5. Em segundo lugar para voltar à violência doméstica.

Para vos dizer – para te dizer – que não se pode dar uma segunda oportunidade a quem vos/te agride. Se uma pessoa agride uma vez irá continuar a fazê-lo, é a sua essência.

Temos muitas vezes a ideia de que salvamos as pessoas, que o amor as acabará por salvar porque o amor tudo salva. Muito raramente acontece. Há pessoas que não existem para ser salvas – pelo menos não neste mundo.


6. Em terceiro lugar, para vos contar uma história.

Um dia, numa tarde de 2018, no lançamento do meu livro “Mãe”, fui apresentá-lo a uma prisão em Bragança, o Estabelecimento Prisional de alta segurança de Izeda. Um preso, com um ar absolutamente “normal”, falou comigo no final da sessão.
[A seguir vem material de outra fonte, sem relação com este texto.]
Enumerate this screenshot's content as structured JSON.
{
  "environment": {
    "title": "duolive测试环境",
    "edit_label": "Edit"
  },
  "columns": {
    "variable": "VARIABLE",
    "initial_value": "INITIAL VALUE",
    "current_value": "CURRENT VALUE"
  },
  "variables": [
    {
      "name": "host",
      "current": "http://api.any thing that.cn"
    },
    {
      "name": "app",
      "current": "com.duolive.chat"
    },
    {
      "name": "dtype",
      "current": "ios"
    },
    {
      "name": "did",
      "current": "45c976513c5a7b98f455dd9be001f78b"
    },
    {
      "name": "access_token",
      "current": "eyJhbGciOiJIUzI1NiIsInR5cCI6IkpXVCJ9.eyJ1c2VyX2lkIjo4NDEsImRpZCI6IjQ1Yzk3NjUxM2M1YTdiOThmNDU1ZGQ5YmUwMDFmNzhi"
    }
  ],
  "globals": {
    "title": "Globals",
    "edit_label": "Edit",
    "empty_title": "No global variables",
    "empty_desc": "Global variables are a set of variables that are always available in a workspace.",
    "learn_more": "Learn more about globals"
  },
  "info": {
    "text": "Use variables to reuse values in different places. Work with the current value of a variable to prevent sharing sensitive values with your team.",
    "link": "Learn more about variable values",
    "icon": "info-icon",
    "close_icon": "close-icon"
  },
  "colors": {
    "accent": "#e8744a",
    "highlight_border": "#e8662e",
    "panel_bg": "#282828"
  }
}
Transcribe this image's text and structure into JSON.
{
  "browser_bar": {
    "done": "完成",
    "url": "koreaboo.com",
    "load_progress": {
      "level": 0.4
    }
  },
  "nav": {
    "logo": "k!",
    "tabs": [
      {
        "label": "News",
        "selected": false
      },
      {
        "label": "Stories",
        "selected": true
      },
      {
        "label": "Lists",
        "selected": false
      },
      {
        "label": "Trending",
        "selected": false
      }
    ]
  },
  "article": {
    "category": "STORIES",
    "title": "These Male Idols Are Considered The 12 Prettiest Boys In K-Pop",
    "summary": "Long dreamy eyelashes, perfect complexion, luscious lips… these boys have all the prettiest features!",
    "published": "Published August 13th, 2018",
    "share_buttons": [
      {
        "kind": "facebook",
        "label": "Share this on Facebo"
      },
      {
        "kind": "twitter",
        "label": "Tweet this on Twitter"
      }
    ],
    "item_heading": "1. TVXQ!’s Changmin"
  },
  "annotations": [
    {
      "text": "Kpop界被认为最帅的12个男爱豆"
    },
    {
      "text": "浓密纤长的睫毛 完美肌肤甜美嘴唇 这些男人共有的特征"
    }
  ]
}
Depois de regressar à cela perguntei a um guarda prisional por que raio alguém assim tão “normal” estava ali preso há dez anos. Respondeu-me que cortara a mulher às postas com um machado.

Porquê, perguntei.

Por ciúmes, o habitual.


6. A polícia chama-lhes crimes de “amor”.

Foi por amor que aquele homem tão normal fez aquilo à mulher que se queria divorciar (retalhando-a enquanto chorava).

Foi por amor que o maluquinho alemão incendiou o seu pequeno Tasso de três anos.

É por amor que muitos cabrões espancam as suas mulheres ou namoradas, por lhes ser insuportável viver com a ideia de que aquela pessoa poderá ser de outro ou sequer olhar para outro.

É por amor uma merda.

O amor não é isso.

O amor simplesmente não é isso.

O amor é precisamente o contrário.

O amor não existe sem confiança e respeito pelo outro, pelo caminho do outro, pelas escolhas do outro mesmo que elas não nos incluam.